Gavin Newsom’s Bid To Shield California From Trump’s Tariffs Highlights State’s Limits In Global Trade War
The escalating U.S.-China trade war has thrown California—America’s top trade state—onto the frontlines, setting the stage for a bold, but likely futile, effort by Governor Gavin Newsom to shield the Golden State’s economy from the brunt of Washington’s heavy-handed tariffs. As President Donald Trump ramps up levies and global trading partners retaliate, Newsom’s pointed pleas for carve-outs on California-made goods underscore the state’s economic vulnerability and illuminate the razor-thin power a governor holds in the world of international trade.

On the heels of Trump’s decision to hike tariffs on Chinese goods to a staggering 145% and impose a 10% blanket levy on many allies, Newsom released a video urging foreign leaders to exempt California products from retaliatory measures. “Donald Trump’s tariffs do not represent all Americans,” Newsom declared, emphasizing a commitment to “stable trading relationships around the globe.” Behind the scenes, his administration scrambled to expand strategic partnerships in hopes of softening supply chain shocks and rising costs already rippling through California’s $4.1 trillion economy.
Yet, experts and economists are skeptical Newsom can affect much change. “Other countries do have a friend in California,” conceded Sean Randolph of the Bay Area Council Economic Institute. But, as Maurice Obstfeld of the Peterson Institute for International Economics bluntly put it, “No country makes trade agreements with subnational regions. The U.S. federal government has not made California a free-trade enclave.”

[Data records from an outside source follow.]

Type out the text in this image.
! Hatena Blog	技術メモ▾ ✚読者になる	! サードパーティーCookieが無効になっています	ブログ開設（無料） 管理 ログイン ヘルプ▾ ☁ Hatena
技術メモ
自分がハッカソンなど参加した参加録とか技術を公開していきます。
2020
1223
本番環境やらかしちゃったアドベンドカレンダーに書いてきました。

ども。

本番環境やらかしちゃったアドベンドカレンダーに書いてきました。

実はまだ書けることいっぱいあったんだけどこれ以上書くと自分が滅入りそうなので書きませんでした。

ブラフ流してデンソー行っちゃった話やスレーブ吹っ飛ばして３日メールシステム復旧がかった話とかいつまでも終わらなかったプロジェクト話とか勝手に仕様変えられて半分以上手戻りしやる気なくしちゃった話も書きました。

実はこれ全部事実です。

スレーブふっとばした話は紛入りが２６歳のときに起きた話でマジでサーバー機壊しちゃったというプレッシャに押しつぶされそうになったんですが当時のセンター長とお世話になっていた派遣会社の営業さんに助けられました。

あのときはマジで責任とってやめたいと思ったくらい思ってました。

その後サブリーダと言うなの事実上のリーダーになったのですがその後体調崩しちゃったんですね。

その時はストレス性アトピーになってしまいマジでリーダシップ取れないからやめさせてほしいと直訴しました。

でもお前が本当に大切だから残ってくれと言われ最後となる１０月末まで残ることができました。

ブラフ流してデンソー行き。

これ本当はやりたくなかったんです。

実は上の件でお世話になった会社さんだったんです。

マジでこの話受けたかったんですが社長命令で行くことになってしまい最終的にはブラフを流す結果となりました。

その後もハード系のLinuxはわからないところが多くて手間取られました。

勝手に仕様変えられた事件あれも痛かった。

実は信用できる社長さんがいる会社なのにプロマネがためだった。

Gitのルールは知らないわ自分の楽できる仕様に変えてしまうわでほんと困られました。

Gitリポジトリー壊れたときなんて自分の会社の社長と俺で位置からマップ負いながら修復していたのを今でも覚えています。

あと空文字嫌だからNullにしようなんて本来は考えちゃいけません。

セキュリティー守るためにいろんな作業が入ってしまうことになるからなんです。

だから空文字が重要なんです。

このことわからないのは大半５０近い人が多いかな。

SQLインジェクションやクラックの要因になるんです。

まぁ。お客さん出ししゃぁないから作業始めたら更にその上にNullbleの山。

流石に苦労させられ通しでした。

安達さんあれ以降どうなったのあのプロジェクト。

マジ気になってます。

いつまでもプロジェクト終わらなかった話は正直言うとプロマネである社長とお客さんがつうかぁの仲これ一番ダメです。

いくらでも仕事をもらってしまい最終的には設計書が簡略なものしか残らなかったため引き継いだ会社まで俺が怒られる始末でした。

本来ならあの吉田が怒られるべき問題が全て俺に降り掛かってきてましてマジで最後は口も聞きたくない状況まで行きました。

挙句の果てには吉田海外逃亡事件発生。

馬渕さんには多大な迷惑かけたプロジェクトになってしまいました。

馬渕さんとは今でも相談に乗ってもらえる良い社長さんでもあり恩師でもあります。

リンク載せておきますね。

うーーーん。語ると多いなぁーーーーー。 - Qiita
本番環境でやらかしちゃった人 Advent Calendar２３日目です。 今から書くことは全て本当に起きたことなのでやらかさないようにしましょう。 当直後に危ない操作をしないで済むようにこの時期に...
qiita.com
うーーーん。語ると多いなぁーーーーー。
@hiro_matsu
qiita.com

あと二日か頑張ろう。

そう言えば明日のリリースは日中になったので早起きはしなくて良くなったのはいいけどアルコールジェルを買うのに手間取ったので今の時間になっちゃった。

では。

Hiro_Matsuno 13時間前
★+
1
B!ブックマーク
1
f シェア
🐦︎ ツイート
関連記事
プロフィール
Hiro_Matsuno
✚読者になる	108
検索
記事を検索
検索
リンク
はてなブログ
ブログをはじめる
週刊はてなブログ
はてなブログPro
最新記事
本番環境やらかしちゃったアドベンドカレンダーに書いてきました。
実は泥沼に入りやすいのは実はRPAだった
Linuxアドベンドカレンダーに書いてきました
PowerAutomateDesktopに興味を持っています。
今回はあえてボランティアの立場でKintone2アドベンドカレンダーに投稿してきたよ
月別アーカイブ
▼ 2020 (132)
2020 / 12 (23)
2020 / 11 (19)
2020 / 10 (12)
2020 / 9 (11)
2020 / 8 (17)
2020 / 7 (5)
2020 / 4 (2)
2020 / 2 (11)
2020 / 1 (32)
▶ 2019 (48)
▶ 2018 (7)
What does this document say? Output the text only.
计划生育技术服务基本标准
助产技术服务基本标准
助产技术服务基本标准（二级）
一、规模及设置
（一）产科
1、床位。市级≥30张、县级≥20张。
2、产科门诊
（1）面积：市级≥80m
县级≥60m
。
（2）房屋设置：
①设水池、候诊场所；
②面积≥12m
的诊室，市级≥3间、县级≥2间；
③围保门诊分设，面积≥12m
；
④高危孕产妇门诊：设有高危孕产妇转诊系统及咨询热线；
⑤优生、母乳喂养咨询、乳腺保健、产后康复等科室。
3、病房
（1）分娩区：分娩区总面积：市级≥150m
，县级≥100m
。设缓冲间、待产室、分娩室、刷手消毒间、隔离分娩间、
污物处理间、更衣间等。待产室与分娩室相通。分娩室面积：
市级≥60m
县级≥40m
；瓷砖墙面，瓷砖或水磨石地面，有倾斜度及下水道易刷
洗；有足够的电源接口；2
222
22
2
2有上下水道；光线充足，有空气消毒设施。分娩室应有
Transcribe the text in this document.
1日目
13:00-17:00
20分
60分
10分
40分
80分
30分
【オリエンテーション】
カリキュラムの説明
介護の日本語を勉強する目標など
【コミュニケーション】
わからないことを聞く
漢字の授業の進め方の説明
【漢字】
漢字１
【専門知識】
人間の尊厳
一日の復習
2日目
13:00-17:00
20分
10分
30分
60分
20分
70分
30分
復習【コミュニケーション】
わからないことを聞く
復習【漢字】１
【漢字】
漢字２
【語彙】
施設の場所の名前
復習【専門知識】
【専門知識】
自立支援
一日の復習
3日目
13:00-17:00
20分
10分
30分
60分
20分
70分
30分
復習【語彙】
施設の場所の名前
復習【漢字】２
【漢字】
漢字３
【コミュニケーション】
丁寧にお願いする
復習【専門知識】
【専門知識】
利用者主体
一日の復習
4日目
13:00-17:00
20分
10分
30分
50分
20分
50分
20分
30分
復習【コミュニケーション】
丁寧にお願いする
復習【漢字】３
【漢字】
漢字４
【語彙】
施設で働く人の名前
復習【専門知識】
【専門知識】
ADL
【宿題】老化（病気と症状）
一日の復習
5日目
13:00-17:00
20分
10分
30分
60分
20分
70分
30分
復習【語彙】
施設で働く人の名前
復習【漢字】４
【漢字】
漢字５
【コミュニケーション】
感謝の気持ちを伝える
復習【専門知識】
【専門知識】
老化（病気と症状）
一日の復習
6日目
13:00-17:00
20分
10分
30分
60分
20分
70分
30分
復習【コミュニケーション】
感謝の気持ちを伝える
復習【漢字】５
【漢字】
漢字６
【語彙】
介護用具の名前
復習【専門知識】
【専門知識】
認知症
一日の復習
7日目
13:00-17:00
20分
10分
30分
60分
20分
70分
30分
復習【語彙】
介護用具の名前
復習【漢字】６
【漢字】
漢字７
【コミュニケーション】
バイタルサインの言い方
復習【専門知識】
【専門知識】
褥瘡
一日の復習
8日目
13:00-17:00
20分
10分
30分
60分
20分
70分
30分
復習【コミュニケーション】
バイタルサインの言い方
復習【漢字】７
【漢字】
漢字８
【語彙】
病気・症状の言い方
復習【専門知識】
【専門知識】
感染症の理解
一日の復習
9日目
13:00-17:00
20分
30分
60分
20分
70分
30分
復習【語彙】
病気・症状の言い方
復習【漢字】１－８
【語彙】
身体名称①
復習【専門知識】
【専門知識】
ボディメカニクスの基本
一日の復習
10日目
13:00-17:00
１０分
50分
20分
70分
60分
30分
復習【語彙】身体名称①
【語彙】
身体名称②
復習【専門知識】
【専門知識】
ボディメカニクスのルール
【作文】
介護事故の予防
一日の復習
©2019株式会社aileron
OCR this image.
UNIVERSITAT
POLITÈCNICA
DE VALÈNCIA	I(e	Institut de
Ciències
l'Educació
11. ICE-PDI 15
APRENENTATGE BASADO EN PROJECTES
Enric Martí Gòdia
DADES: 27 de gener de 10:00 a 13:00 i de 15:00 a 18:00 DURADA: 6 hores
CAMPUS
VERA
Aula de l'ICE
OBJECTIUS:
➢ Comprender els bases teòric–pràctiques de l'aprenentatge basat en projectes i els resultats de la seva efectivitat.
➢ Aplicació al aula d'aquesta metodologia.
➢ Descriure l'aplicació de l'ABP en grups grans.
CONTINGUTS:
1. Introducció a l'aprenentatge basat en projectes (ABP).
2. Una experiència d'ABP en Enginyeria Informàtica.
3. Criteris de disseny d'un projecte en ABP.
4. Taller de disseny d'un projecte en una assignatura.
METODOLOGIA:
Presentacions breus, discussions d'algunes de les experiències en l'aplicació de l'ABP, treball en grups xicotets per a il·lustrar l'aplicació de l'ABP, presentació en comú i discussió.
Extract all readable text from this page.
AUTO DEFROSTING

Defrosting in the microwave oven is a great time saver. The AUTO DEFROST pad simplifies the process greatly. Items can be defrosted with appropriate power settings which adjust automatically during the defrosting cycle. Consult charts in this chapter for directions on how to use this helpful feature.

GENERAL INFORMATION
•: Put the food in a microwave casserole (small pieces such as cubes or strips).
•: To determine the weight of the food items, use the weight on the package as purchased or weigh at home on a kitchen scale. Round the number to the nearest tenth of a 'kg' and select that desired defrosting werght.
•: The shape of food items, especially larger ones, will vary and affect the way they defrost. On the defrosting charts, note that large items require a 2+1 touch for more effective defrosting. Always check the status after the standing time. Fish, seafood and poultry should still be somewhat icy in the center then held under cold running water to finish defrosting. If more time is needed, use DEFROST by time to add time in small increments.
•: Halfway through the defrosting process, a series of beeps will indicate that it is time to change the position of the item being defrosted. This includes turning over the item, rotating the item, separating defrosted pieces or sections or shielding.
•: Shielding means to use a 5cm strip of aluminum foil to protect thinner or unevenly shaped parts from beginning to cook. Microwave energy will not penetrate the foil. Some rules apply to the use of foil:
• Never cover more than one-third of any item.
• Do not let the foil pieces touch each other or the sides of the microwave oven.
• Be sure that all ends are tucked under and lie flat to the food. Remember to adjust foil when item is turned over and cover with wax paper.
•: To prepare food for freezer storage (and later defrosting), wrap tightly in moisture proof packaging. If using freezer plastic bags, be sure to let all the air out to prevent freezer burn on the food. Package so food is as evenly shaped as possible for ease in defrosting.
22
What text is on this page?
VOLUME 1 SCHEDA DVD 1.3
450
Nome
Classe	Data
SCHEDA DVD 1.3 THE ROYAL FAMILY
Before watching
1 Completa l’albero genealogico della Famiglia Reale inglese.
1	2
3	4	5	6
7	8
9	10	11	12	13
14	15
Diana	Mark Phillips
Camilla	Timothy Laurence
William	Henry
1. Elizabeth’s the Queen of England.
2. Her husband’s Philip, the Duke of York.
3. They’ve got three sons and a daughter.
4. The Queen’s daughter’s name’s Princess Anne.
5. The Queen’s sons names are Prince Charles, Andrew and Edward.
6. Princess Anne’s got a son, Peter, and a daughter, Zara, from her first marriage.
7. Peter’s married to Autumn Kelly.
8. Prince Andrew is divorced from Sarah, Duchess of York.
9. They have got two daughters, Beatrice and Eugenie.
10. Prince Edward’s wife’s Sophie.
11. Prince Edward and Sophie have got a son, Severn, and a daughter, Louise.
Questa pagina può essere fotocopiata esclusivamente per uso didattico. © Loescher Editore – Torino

This legal reality—trade pacts and tariffs fall squarely under federal jurisdiction—leaves Newsom’s aspirations highly constrained. Kenneth Rogoff of Harvard summed it up: “It is not obvious what he can offer sovereign countries in return”—and states are constitutionally barred from signing international trade deals.
California’s reliance on global commerce makes it uniquely exposed. Last year, the state exported $183 billion in goods and imported over $491 billion—much of it with China, Mexico, and Canada. Its biggest exports to China—computers, electronics, machinery, agriculture products, and processed foods—are now in Beijing’s crosshairs as China retaliates with an 84% tariff on American goods. The agricultural sector faces added pain, affecting almonds, pistachios, dairy, and wine—signature California products long dominating export charts.

Even as Newsom forges new connections, officials acknowledge the limits. “The administration is actively engaging with our international partners and exploring opportunities to strengthen our shared economic interests,” said spokesperson Tara Gallegos, but specific progress remains unclear. Meanwhile, major California industries like tech and entertainment are perceived as prize targets for foreign retaliation, and the state’s top status as a U.S. travel destination is at risk as foreign tourism bookings already plunge.
For many observers, Newsom’s resistance is as much about political positioning as economic strategy. As the prospect of higher prices looms for consumers and manufacturers alike—from iPhones to avocados—Democratic leaders, eyeing national influence ahead of the 2028 presidential race, are eager to cast themselves as defenders against erratic White House policy.
Still, as the Bay Area Council’s Randolph notes, “We’re all going to live with higher prices,” and for Californians, governor-led refuge from the turbulence of global trade remains a distant hope. Yet the crisis opens debate: Should states’ economic engines have more say in federal trade policy? And what else can California do to protect itself?